# Backfeeding a Panel



## Inner10 (Mar 12, 2009)

I was working on a reno and saw the electrician was going to move the electrical service and install a new panel. His temporary solution was to "backfeed" the new panel from the old panel.

He ran an 8/3 between the old panel's 40A breaker and the new panel's 40A breaker. This provided power to the circuits on the new panel without taking the old out of service.

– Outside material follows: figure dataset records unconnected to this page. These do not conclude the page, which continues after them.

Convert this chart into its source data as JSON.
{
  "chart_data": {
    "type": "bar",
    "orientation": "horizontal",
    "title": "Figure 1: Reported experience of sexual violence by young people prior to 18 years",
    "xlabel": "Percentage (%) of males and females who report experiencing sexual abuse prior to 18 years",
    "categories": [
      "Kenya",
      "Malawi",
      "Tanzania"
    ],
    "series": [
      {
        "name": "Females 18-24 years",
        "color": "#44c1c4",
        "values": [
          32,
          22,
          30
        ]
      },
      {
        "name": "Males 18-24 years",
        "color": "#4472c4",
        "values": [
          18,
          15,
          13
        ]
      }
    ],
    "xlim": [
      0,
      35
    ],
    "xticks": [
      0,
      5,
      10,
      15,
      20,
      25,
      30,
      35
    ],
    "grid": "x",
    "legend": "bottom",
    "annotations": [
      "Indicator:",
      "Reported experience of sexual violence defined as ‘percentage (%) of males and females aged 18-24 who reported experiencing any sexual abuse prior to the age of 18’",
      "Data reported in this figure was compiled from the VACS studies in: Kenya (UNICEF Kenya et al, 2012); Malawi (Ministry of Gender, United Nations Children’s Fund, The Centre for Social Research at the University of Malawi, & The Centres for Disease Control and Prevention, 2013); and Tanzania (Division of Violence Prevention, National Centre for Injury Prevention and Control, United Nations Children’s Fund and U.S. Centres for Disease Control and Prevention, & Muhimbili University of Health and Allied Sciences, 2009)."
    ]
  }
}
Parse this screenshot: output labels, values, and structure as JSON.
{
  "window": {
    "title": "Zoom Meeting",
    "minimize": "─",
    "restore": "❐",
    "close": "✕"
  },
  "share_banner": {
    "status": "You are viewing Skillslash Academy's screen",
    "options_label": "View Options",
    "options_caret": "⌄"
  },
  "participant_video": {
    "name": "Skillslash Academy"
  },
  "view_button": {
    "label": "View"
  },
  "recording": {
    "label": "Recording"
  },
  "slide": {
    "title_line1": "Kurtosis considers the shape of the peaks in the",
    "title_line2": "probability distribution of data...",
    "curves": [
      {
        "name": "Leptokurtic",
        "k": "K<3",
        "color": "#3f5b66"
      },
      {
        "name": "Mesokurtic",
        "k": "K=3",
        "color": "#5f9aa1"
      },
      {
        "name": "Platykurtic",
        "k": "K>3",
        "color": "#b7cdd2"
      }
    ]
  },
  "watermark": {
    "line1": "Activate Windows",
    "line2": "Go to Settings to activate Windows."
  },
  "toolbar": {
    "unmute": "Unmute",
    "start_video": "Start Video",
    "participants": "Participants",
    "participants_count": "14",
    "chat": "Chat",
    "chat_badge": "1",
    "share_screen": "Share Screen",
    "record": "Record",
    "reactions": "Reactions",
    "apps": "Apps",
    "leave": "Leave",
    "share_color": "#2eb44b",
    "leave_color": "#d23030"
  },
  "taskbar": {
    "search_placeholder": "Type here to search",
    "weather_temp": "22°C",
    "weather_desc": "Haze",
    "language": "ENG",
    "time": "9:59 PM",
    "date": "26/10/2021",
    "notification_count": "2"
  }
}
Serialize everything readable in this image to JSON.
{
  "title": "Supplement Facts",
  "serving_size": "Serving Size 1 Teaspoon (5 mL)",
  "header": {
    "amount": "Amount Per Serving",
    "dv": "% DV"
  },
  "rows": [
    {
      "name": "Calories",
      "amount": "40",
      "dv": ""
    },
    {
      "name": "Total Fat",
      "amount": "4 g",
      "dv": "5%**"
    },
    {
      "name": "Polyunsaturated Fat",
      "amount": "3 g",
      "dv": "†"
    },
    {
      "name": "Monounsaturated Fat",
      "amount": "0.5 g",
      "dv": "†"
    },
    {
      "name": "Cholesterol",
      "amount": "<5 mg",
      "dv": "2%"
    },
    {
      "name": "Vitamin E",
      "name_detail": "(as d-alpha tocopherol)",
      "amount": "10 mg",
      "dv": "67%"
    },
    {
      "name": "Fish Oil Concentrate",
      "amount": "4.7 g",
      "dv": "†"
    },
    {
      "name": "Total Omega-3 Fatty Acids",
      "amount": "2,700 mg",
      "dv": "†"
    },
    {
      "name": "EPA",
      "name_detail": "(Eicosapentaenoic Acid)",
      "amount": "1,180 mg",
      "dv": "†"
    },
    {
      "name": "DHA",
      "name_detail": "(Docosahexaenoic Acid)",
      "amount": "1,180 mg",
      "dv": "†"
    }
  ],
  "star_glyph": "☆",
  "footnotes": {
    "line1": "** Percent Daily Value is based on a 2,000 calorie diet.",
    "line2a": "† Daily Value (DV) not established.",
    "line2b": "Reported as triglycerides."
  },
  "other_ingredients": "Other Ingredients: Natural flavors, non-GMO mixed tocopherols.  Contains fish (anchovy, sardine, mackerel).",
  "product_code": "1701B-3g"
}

Never seen it done before, it is common practice?


----------



## Tinstaafl (Jan 6, 2008)

I do that when I need both panels powered temporarily. Of course I'm an unlicensed hack 12 year old.


----------



## woodchuck2 (Feb 27, 2008)

Actually i am doing the same thing on a job currently. I installed a new panel in the basement and a new service, the new panel is being backfed from the old panel until the POCO switches the power from the old service to the new service. After that i will backfeed the old panel until all circuits are removed and put into the new panel. The house is being remodeled so as each room gets redone i tear out the old wiring and replace with new into the new panel. No loss of power except for the 30 minutes it takes for the POCO to do the swap at the weatherhead.


----------



## Rob PA (Aug 30, 2010)

wouldnt see a issue unless it is permanent and exceeds the orginal panels capacity


----------



## The Coastal Craftsman (Jun 29, 2009)

Same way mines being done in a couple of days. Seems to be fine and even power company rep explained it should be done this way.


----------



## one man show (Dec 20, 2010)

*backfed panel*

break down and pay for a temp power pole before u burn your house down


----------



## Inner10 (Mar 12, 2009)

> break down and pay for a temp power pole before u burn your house down


I don't see how its a hazard, when I looked at the setup I was a little confused then... thought it was pretty clever.


----------



## 480sparky (Feb 1, 2009)

Sounds like the temporary feeder is perfectly legal. The only issue would become whether the load the panel can expect to supply would exceed that 40a.

FWIW, I temp. entire 200a dwelling services with 40a if they're not going to run their AC.








​ 







​


----------